Incident Report for Harness
Postmortem

Summary

On 21st December at 1:10 PM PST, we received a report from 2 of our customers about issues with their pipeline executions in our Prod-2 cluster for their CI pipelines.

A firehydrant was triggered after some time for the same.

Timeline (PST)

Time Event
1:24 PM Confirmed no pipeline-service deployment was done and issue is observed only for few Prod2 and Prod1 CI customers.
1:28 PM Verified CI Automation was running fine but we were able to reproduce the issue
2:04 PM Prod2 CI service was rolled back to previous version, and confirmed with customers the issue is mitigated

Resolution

We rolled back the CI build in Prod2 cluster to unblock the customers.

Total Downtime

  • Downtime taken: No Downtime taken
  • Resolution time*: 1hour 46 minutes

  • Resolution time = time reported to time restored, either through Rollback or HF

RCA

There was a change in a common deserialiser -
where we added handling that if the value is a string of Json list example → "[1,2]" is given then it will be converted to List of String irrespective the field expecting it to be type String, thus its throwing Exception during execution.
This was mainly observed for a customer having this value set in their envVariables in RunStep in the CI stage.

Action Items

  1. Updating our customer setup automation to include this setup as well as any others to have our suite up to date so that with our feature development, existing customer setups are not impacted.
  2. Adding failover to code paths when making changes to existing flows to minimize the impact on existing running setups with new feature/bug development.
Posted Dec 25, 2023 - 22:15 PST

Resolved
The incident has been resolved. We plan to publish the Postmortem early next week. Our pipeline execution failure rate was less than 1% during this incident.
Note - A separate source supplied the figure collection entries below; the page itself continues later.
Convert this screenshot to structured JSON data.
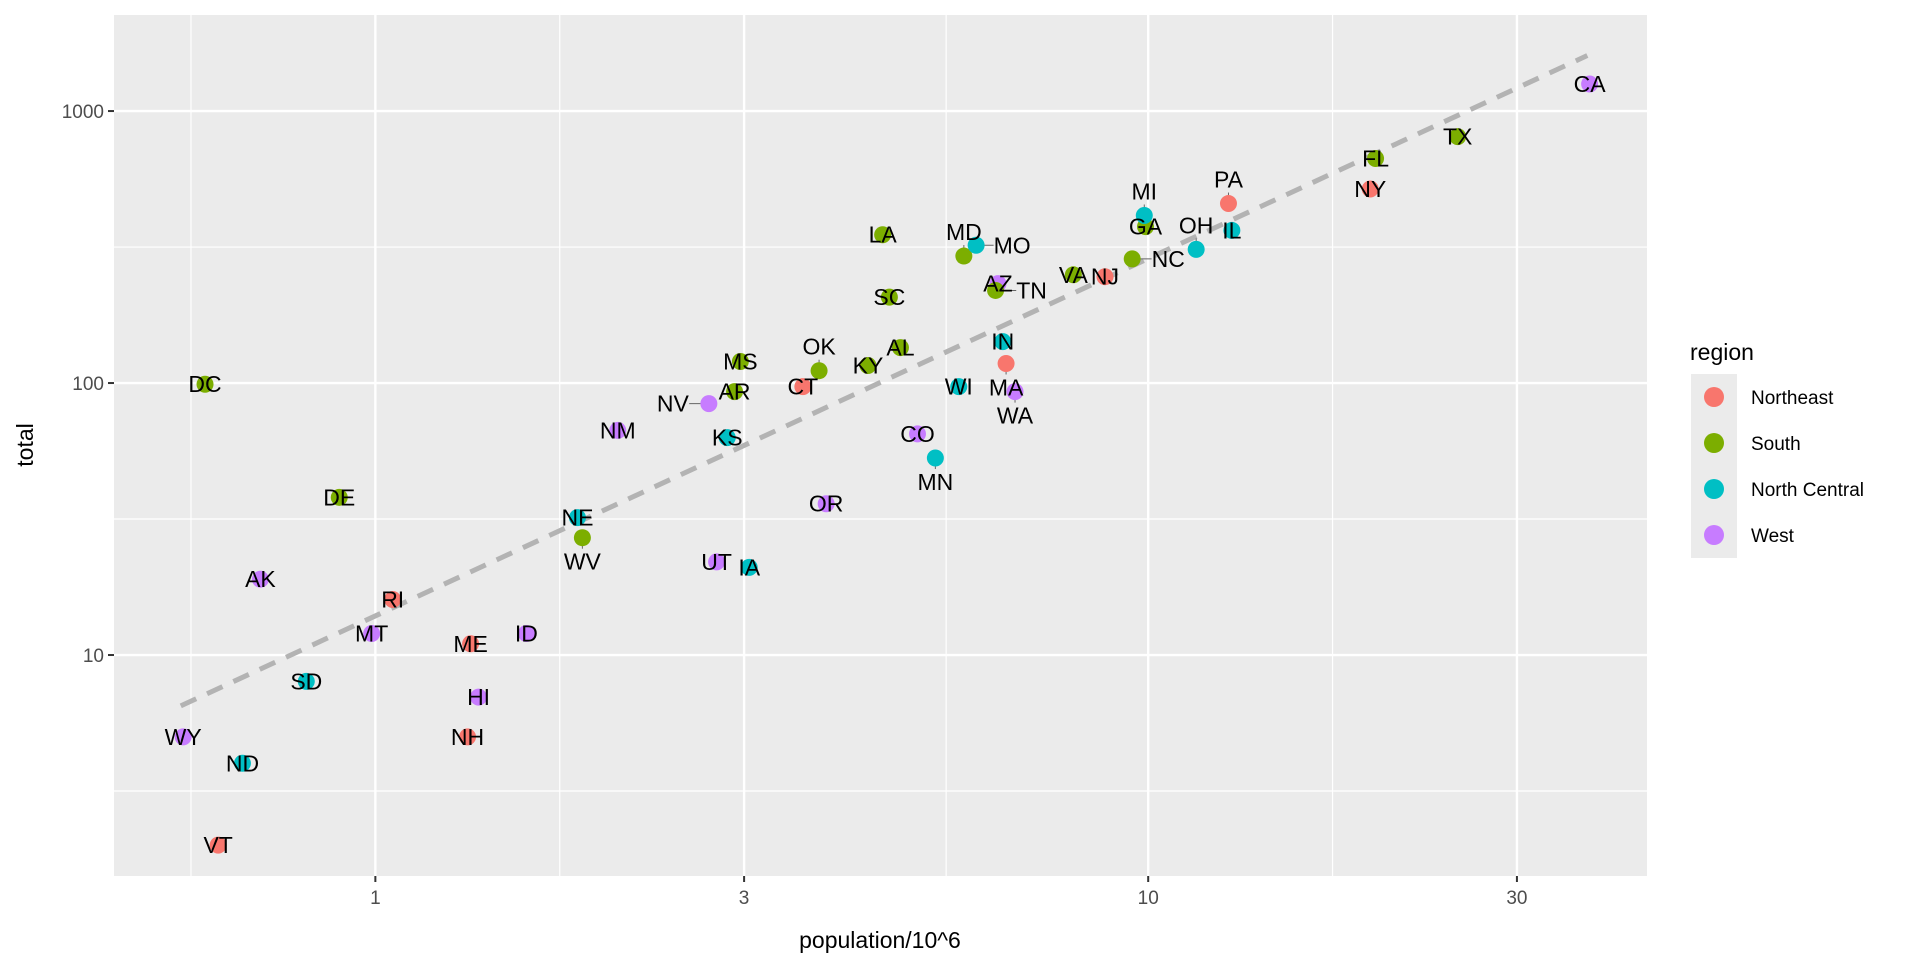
{
  "chart_data": {
    "type": "scatter",
    "title": "",
    "xlabel": "population/10^6",
    "ylabel": "total",
    "x_scale": "log10",
    "y_scale": "log10",
    "xlim": [
      0.459,
      44.2
    ],
    "ylim": [
      1.54,
      2255
    ],
    "x_ticks": [
      {
        "v": 1,
        "label": "1"
      },
      {
        "v": 3,
        "label": "3"
      },
      {
        "v": 10,
        "label": "10"
      },
      {
        "v": 30,
        "label": "30"
      }
    ],
    "y_ticks": [
      {
        "v": 10,
        "label": "10"
      },
      {
        "v": 100,
        "label": "100"
      },
      {
        "v": 1000,
        "label": "1000"
      }
    ],
    "grid": true,
    "legend": {
      "title": "region",
      "placement": "right",
      "entries": [
        {
          "name": "Northeast",
          "color": "#F8766D"
        },
        {
          "name": "South",
          "color": "#7CAE00"
        },
        {
          "name": "North Central",
          "color": "#00BFC4"
        },
        {
          "name": "West",
          "color": "#C77CFF"
        }
      ]
    },
    "reference_line": {
      "style": "dashed",
      "color": "#b3b3b3",
      "from": [
        0.56,
        6.5
      ],
      "to": [
        37,
        1600
      ]
    },
    "points": [
      {
        "abb": "AL",
        "region": "South",
        "x": 4.78,
        "y": 135
      },
      {
        "abb": "AK",
        "region": "West",
        "x": 0.71,
        "y": 19
      },
      {
        "abb": "AZ",
        "region": "West",
        "x": 6.392,
        "y": 232
      },
      {
        "abb": "AR",
        "region": "South",
        "x": 2.916,
        "y": 93
      },
      {
        "abb": "CA",
        "region": "West",
        "x": 37.254,
        "y": 1257
      },
      {
        "abb": "CO",
        "region": "West",
        "x": 5.029,
        "y": 65
      },
      {
        "abb": "CT",
        "region": "Northeast",
        "x": 3.574,
        "y": 97
      },
      {
        "abb": "DE",
        "region": "South",
        "x": 0.898,
        "y": 38
      },
      {
        "abb": "DC",
        "region": "South",
        "x": 0.602,
        "y": 99
      },
      {
        "abb": "FL",
        "region": "South",
        "x": 19.688,
        "y": 669
      },
      {
        "abb": "GA",
        "region": "South",
        "x": 9.92,
        "y": 376
      },
      {
        "abb": "HI",
        "region": "West",
        "x": 1.36,
        "y": 7
      },
      {
        "abb": "ID",
        "region": "West",
        "x": 1.568,
        "y": 12
      },
      {
        "abb": "IL",
        "region": "North Central",
        "x": 12.831,
        "y": 364
      },
      {
        "abb": "IN",
        "region": "North Central",
        "x": 6.484,
        "y": 142
      },
      {
        "abb": "IA",
        "region": "North Central",
        "x": 3.046,
        "y": 21
      },
      {
        "abb": "KS",
        "region": "North Central",
        "x": 2.853,
        "y": 63
      },
      {
        "abb": "KY",
        "region": "South",
        "x": 4.339,
        "y": 116
      },
      {
        "abb": "LA",
        "region": "South",
        "x": 4.533,
        "y": 351
      },
      {
        "abb": "ME",
        "region": "Northeast",
        "x": 1.328,
        "y": 11
      },
      {
        "abb": "MD",
        "region": "South",
        "x": 5.774,
        "y": 293
      },
      {
        "abb": "MA",
        "region": "Northeast",
        "x": 6.548,
        "y": 118
      },
      {
        "abb": "MI",
        "region": "North Central",
        "x": 9.884,
        "y": 413
      },
      {
        "abb": "MN",
        "region": "North Central",
        "x": 5.304,
        "y": 53
      },
      {
        "abb": "MS",
        "region": "South",
        "x": 2.967,
        "y": 120
      },
      {
        "abb": "MO",
        "region": "North Central",
        "x": 5.989,
        "y": 321
      },
      {
        "abb": "MT",
        "region": "West",
        "x": 0.989,
        "y": 12
      },
      {
        "abb": "NE",
        "region": "North Central",
        "x": 1.826,
        "y": 32
      },
      {
        "abb": "NV",
        "region": "West",
        "x": 2.701,
        "y": 84
      },
      {
        "abb": "NH",
        "region": "Northeast",
        "x": 1.316,
        "y": 5
      },
      {
        "abb": "NJ",
        "region": "Northeast",
        "x": 8.792,
        "y": 246
      },
      {
        "abb": "NM",
        "region": "West",
        "x": 2.059,
        "y": 67
      },
      {
        "abb": "NY",
        "region": "Northeast",
        "x": 19.378,
        "y": 517
      },
      {
        "abb": "NC",
        "region": "South",
        "x": 9.535,
        "y": 286
      },
      {
        "abb": "ND",
        "region": "North Central",
        "x": 0.673,
        "y": 4
      },
      {
        "abb": "OH",
        "region": "North Central",
        "x": 11.537,
        "y": 310
      },
      {
        "abb": "OK",
        "region": "South",
        "x": 3.751,
        "y": 111
      },
      {
        "abb": "OR",
        "region": "West",
        "x": 3.831,
        "y": 36
      },
      {
        "abb": "PA",
        "region": "Northeast",
        "x": 12.702,
        "y": 457
      },
      {
        "abb": "RI",
        "region": "Northeast",
        "x": 1.053,
        "y": 16
      },
      {
        "abb": "SC",
        "region": "South",
        "x": 4.625,
        "y": 207
      },
      {
        "abb": "SD",
        "region": "North Central",
        "x": 0.814,
        "y": 8
      },
      {
        "abb": "TN",
        "region": "South",
        "x": 6.346,
        "y": 219
      },
      {
        "abb": "TX",
        "region": "South",
        "x": 25.146,
        "y": 805
      },
      {
        "abb": "UT",
        "region": "West",
        "x": 2.764,
        "y": 22
      },
      {
        "abb": "VT",
        "region": "Northeast",
        "x": 0.626,
        "y": 2
      },
      {
        "abb": "VA",
        "region": "South",
        "x": 8.001,
        "y": 250
      },
      {
        "abb": "WA",
        "region": "West",
        "x": 6.725,
        "y": 93
      },
      {
        "abb": "WV",
        "region": "South",
        "x": 1.853,
        "y": 27
      },
      {
        "abb": "WI",
        "region": "North Central",
        "x": 5.687,
        "y": 97
      },
      {
        "abb": "WY",
        "region": "West",
        "x": 0.564,
        "y": 5
      }
    ]
  }
}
As a result, no downtime was taken.
Posted Dec 21, 2023 - 14:37 PST
Monitoring
We have reverted the services back to the previous version and we are monitoring the results.
Posted Dec 21, 2023 - 14:11 PST
Update
We are continuing to investigate this issue.
Posted Dec 21, 2023 - 14:06 PST
Investigating
We are currently investigating this issue.
Posted Dec 21, 2023 - 14:05 PST
This incident affected: Prod 1 (Continuous Integration Enterprise(CIE) - Cloud Builds, Continuous Integration Enterprise(CIE) - Self Hosted Runners) and Prod 2 (Continuous Integration Enterprise(CIE) - Cloud Builds, Continuous Integration Enterprise(CIE) - Self Hosted Runners).